Selective quarantine, extensive and rapid testing, effective contact tracing and transparency have been the key elements of success in these countries, while in the Philippines the response has mainly depended on military controls, restriction on movement and curfews: a “martial-law model” which has allegedly paved the way for human rights abuses, according to rights groups.

The Philippines has tested around 290,000 people so far, barely 0.26 percent of a population of around 108-million, and the world Health Organization warned this week that the deficiencies and slow pace of its tracking system could heighten the risk of infections.

“The number of newly-reported cases in the Philippines is not rapidly decreasing even after the strict implementation of community quarantine,” WHO Asia-Pacific representative Takeshi Nishijima said.

The testing rate in the country stands at around 2,700 per million inhabitants, far below neighbors like Vietnam, Thailand and Malaysia and even low-income Asian countries such as Mongolia, Bhutan and Nepal.

“Although in April the government announced its plan to start ‘massive’ testing with 30,000 tests daily, the current capacity is around 10.000 tests per day, which we cannot consider massive,” Doctor Minguita Padilla told EFE. The doctor called for increasing the number of tests for preventing a possible second wave of the epidemic once the lockdown is lifted.

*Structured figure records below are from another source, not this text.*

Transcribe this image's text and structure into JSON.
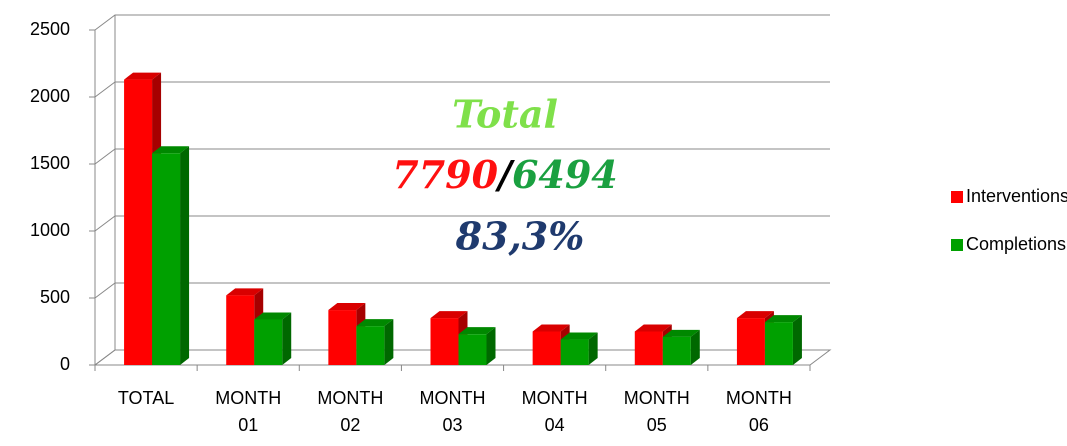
{
  "chart_data": {
    "type": "bar3d",
    "categories": [
      "TOTAL",
      "MONTH 01",
      "MONTH 02",
      "MONTH 03",
      "MONTH 04",
      "MONTH 05",
      "MONTH 06"
    ],
    "series": [
      {
        "name": "Interventions",
        "color": "#ff0000",
        "values": [
          2130,
          520,
          410,
          350,
          250,
          250,
          350
        ]
      },
      {
        "name": "Completions",
        "color": "#00a000",
        "values": [
          1580,
          340,
          290,
          230,
          190,
          210,
          320
        ]
      }
    ],
    "ylim": [
      0,
      2500
    ],
    "yticks": [
      0,
      500,
      1000,
      1500,
      2000,
      2500
    ],
    "grid": true,
    "legend": "right",
    "annotations": {
      "label": "Total",
      "interventions_total": "7790",
      "separator": "/",
      "completions_total": "6494",
      "ratio": "83,3%"
    }
  }
}
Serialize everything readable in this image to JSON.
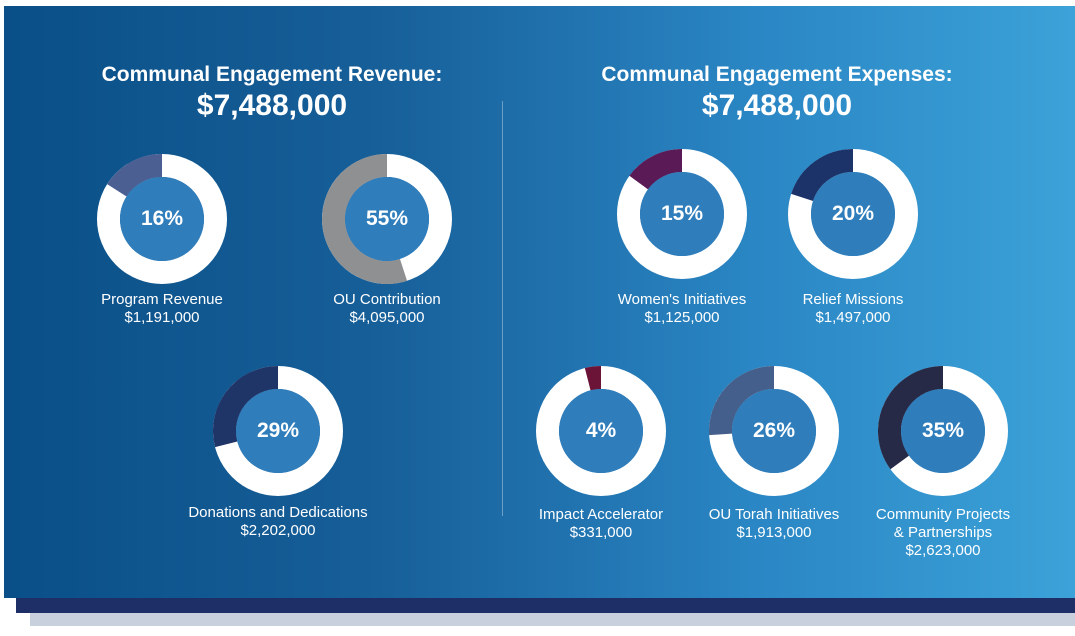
{
  "chart_data": [
    {
      "type": "pie",
      "title": "Communal Engagement Revenue:",
      "total": "$7,488,000",
      "slices": [
        {
          "label": "Program Revenue",
          "amount": "$1,191,000",
          "percent": 16,
          "percent_label": "16%",
          "color": "#4b5f92"
        },
        {
          "label": "OU Contribution",
          "amount": "$4,095,000",
          "percent": 55,
          "percent_label": "55%",
          "color": "#8f9092"
        },
        {
          "label": "Donations and Dedications",
          "amount": "$2,202,000",
          "percent": 29,
          "percent_label": "29%",
          "color": "#1f3467"
        }
      ]
    },
    {
      "type": "pie",
      "title": "Communal Engagement Expenses:",
      "total": "$7,488,000",
      "slices": [
        {
          "label": "Women's Initiatives",
          "amount": "$1,125,000",
          "percent": 15,
          "percent_label": "15%",
          "color": "#5a1a55"
        },
        {
          "label": "Relief Missions",
          "amount": "$1,497,000",
          "percent": 20,
          "percent_label": "20%",
          "color": "#1c336a"
        },
        {
          "label": "Impact Accelerator",
          "amount": "$331,000",
          "percent": 4,
          "percent_label": "4%",
          "color": "#6b1438"
        },
        {
          "label": "OU Torah Initiatives",
          "amount": "$1,913,000",
          "percent": 26,
          "percent_label": "26%",
          "color": "#445f8c"
        },
        {
          "label_lines": [
            "Community Projects",
            "& Partnerships"
          ],
          "amount": "$2,623,000",
          "percent": 35,
          "percent_label": "35%",
          "color": "#262a47"
        }
      ]
    }
  ],
  "colors": {
    "ring_base": "#ffffff",
    "inner_fill": "#2f7dbb"
  }
}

In the capital, the typical bustle and traffic jams have disappeared from roads, converting it into a ghost city, with even public transport banned and all businesses except pharmacies and supermarkets closed down. Just one member of the family is allowed to venture out, solely for buying essentials.

In recent weeks, authorities have allowed some businesses and industries to reopen at 50 percent of their capacity, but two and a-half months of a strict lockdown have crippled Manila where millions of poor families are facing hunger and destitution.

According to a study published by pollster Social Weather Survey last week, 4.2 million Philippine families have faced difficulties in getting food, amounting to around 16.7 percent of the total households. This figure is double of the number of people experiencing hunger at the end of 2019 and the highest since 2014.

“I don’t know how much longer we can stand this situation. We survive with the help of some neighbors but it’s more and more difficult everyday to put food on the table,” said Renato Castro, a tricycle driver in Manila’s Malate district, where the number of homeless people has been growing day-by-day.

Thousands of construction workers hailing from other provinces have been reduced to begging on the streets of Manila, has the lockdown has left them jobless and without the means to return to their hometowns.

An estimated 2.5 million Filipinos have lost their jobs, although this does not include millions of workers in the informal sector – such as tricycle drivers, street vendors or domestic helps – while the department of labor and employment expects another 10 million people to lose their jobs by the end of the year.

The strict lockdown in Manila could prove to be a severe blow to the economy, as the capital contributes around 36 percent of the GDP.